CONCLUSIONS: Silencing circ_0004771 inhibits the malignant growth of OSCC.
摘要:
背景:口腔鳞状细胞癌(OSCC)的发病率正在增加,和更有效的治疗方案必须迅速发展,以防止患者死亡,并确保良好的结果。CircRNA是一类独特的非编码核糖核酸(RNA)分子,不受RNA外切核酸酶的影响。CircRNA比线性RNA具有更稳定的表达,并且不易降解;因此,它们是RNA研究的最新焦点。这里,我们分析了hsa_circ_0004771(circ_0004771)在OSCC中的作用机制,为临床提供参考。
方法:测量外周血中Circ_0004771的表达,OSCC患者的癌组织和邻近组织。患者随访3年。circ_0004771对OSCC发生的诊断价值,预后,用受试者工作特征(ROC)曲线分析复发和生存。用circ_0004771沉默或空载体慢病毒转导OSCC细胞,以评估细胞生长的改变,入侵,和凋亡。对凋亡相关和上皮间质转化(EMT)相关蛋白表达进行定量。将BALB/c裸鼠用于肿瘤发生实验以评估沉默circ_0004771后的体内肿瘤生长。

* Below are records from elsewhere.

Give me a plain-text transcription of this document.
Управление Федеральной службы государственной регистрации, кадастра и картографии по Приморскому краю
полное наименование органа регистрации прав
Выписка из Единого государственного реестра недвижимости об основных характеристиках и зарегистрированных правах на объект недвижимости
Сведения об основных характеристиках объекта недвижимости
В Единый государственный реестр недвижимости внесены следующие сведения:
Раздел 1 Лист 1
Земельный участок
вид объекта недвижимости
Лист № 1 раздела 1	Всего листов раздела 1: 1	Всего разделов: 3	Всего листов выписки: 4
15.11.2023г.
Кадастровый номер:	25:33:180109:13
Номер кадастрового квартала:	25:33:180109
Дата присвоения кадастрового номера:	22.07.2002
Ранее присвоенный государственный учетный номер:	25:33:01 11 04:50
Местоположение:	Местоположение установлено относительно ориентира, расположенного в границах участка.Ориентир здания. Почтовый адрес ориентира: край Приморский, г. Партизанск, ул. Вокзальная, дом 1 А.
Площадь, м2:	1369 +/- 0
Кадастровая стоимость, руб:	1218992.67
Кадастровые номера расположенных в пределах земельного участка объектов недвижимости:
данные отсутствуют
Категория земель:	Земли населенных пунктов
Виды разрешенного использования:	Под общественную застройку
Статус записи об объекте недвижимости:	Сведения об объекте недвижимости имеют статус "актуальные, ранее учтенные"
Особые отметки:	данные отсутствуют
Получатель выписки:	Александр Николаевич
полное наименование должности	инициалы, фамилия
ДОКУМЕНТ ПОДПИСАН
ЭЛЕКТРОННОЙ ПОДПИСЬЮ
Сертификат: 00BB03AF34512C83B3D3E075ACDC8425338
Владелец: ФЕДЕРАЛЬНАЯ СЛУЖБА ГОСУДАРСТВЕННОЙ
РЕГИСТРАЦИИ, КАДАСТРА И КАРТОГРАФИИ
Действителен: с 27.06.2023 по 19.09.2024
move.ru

结果:Circ_0004771在OSCC患者外周血和癌组织中的表达高于对照组外周血和癌旁组织,分别,对OSCC的发生表现出极好的预测价值,预后,复发和生存。沉默circ_0004771降低了生长,侵入性,和EMT能力,并增加OCC细胞的凋亡。在植入用circ_0004771沉默慢病毒载体转导的OSCC细胞的小鼠中,肿瘤生长能力明显下降。
结论:沉默circ_0004771可抑制OSCC的恶性生长。
方法:测量外周血中Circ_0004771的表达,OSCC患者的癌组织和邻近组织。患者随访3年。circ_0004771对OSCC发生的诊断价值,预后,用受试者工作特征(ROC)曲线分析复发和生存。用circ_0004771沉默或空载体慢病毒转导OSCC细胞,以评估细胞生长的改变,入侵,和凋亡。对凋亡相关和上皮间质转化(EMT)相关蛋白表达进行定量。将BALB/c裸鼠用于肿瘤发生实验以评估沉默circ_0004771后的体内肿瘤生长。
结果:Circ_0004771在OSCC患者外周血和癌组织中的表达高于对照组外周血和癌旁组织,分别,对OSCC的发生表现出极好的预测价值,预后,复发和生存。沉默circ_0004771降低了生长,侵入性,和EMT能力,并增加OCC细胞的凋亡。在植入用circ_0004771沉默慢病毒载体转导的OSCC细胞的小鼠中,肿瘤生长能力明显下降。
结论:沉默circ_0004771可抑制OSCC的恶性生长。